Niemeyer, who tried to fight the suspension, wrote an editorial published by WEHOVille yesterday in which he said he would make no apologies, and said that the ABC board and police have long harassed gay bars in California. He cites instances in the '60s and '70s and mentions that Halloween was the one day of the year that cross-dressing was allowed. "Our upcoming Halloween celebration didn't begin as a result of city planning and corporate sponsorships. It began as an act of defiance to state and local officials who otherwise banned cross dressing," Niemeyer wrote. He added:
Micky's current license suspension is based on lewd conduct laws that haven’t changed since the 1970s, although certainly cultural norms have. Nude entertainment including photos and other depiction of nudity is forbidden. The statute of David could get one’s license suspension, as could the images on the screens of some customers’ cell phones. Would the state have bar owners stand over every customer’s cell phone to look for and prohibit penis pics? These standards should be determined on a local basis. If San Francisco and West Hollywood want different standards than West Covina and Santa Clarita, those communities should have that choice. Sexual freedom is still important to the LGBT community. It, along with many other things, defines who we are.
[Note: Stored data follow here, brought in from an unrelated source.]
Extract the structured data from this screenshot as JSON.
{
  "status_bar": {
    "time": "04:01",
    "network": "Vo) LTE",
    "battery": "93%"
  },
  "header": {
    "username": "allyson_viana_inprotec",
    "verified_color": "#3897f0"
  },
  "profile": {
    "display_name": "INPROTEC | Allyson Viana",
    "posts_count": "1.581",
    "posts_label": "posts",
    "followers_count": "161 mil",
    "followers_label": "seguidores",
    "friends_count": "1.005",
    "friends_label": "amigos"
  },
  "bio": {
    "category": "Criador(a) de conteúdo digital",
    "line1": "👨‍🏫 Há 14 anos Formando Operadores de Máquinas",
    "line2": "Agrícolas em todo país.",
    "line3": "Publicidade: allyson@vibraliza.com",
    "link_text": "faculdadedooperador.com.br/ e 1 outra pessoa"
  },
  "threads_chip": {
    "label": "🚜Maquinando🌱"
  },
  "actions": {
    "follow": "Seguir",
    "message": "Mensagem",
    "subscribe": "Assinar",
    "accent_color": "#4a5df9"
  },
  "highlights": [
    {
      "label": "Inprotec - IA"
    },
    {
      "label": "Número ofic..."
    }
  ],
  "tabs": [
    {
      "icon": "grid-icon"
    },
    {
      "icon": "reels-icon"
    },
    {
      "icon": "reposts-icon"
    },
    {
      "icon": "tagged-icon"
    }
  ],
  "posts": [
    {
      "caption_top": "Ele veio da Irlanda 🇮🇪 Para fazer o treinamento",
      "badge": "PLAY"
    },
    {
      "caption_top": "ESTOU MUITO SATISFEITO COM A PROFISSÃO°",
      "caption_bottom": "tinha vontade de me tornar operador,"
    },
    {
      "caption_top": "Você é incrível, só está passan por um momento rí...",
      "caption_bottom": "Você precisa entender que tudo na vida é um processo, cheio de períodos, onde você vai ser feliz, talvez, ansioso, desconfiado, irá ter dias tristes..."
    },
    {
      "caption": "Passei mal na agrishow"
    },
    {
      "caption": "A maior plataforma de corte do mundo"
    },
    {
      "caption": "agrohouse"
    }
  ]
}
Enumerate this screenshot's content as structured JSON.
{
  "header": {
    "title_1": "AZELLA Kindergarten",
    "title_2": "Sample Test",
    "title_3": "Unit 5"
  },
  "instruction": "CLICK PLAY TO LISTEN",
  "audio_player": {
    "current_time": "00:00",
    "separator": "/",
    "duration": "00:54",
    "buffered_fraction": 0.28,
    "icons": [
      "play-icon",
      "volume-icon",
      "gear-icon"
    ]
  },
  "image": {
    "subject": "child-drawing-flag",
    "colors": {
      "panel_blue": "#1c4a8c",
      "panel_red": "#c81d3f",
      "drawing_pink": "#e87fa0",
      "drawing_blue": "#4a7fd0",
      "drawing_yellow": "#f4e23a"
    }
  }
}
Niemeyer says this also results in about 50 people being out of work for a month.
ABC also closed nearby Here Lounge for a month in December of 2013, also for this supposed lewd contact from go-go dancers.
That same month, WEHOville reported on some club no-nos, as mandated by ABC. These 43-year-old regulations include not touching anyone's breasts, butt or genitals—including that of both men and women. It also includes not using or showing or wearing any device that simulates those same parts, or pubic hair. Also excluded is the simulation of sex, masturbation, bestiality, oral sex, or S&M. Another one, which is what Here Lounge was cited for, is that dancers have to be at least 18 inches off the floor and six feet away from customers—which makes it pretty difficult for customers to give the dancers tips.
Richard Grossi, owner of nearby Eleven Nightclub, defended Micky's to WEHOville, saying that West Hollywood is a different community in terms of what the people who live and visit there feel is appropriate.